Элоди с Адольфом, бледные, поднимаются и, не говоря ни слова, выходят каждый в свою дверь. Горничная, оставшись одна, в ярости подходит к кровати.
Горничная. Ну не беда это? И опять буду убирать койку за ними, потому что дура набитая! (Мощными ударами она приводит постель в порядок.) Ах, поместить бы их, как меня, годов в тринадцать на место, так они б уж точно хлопот не устраивали! Они бы уж знали, как её на место поставить — любовь-то эту! Я не сентиментальная! И молочник мой тоже. К счастью, слава тебе, господи!
Она выходит.
После паузы с обеих сторон сцены входят Адольф и Элоди. Каждый из них держит за руку ребёнка в ночной рубашке. Они будут разговаривать издалека, холодно, как деловые люди.
Элоди. Так что, договорились. У меня останется Кристина, а ты возьмёшь Тото. Кстати, он так плохо воспитан, что придётся отдать его в пансион. Что касается имения Шавилет, это моё приданое, так что, в естественном порядке, я его забираю. Тебе переходит квартира.
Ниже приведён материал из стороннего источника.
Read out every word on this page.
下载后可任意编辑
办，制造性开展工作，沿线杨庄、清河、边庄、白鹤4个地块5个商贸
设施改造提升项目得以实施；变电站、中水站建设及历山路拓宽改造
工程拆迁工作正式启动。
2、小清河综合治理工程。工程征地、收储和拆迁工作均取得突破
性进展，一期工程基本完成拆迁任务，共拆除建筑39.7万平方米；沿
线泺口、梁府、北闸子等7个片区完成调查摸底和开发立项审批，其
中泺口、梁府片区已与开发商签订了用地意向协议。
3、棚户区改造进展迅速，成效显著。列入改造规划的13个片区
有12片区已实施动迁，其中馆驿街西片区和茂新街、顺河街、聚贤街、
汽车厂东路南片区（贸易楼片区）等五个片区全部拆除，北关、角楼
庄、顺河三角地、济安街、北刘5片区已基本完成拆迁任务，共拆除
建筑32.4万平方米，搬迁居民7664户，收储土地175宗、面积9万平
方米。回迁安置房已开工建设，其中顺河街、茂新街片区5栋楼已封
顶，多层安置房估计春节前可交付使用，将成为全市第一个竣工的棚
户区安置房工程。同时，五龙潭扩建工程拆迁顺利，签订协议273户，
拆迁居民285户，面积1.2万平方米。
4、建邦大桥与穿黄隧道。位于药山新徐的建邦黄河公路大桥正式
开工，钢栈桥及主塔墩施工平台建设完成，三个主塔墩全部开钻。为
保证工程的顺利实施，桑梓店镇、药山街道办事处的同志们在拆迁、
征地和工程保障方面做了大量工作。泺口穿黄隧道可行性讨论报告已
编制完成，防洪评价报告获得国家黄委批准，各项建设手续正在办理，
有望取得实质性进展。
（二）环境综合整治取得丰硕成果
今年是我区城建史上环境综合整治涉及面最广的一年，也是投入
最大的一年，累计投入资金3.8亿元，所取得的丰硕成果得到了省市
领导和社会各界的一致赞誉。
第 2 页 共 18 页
Что касается драгоценностей, матерены я забираю, а тебе возвращу то, что ты подарил.
Адольф. А мебель?
Элоди. Будет правильно, если я Мажорель заберу — отец покупал.
Адольф. В течение двенадцати лет всё-таки я на всё деньги зарабатывал! Я даже не говорю о твоих платья, о шубе из выхухоля.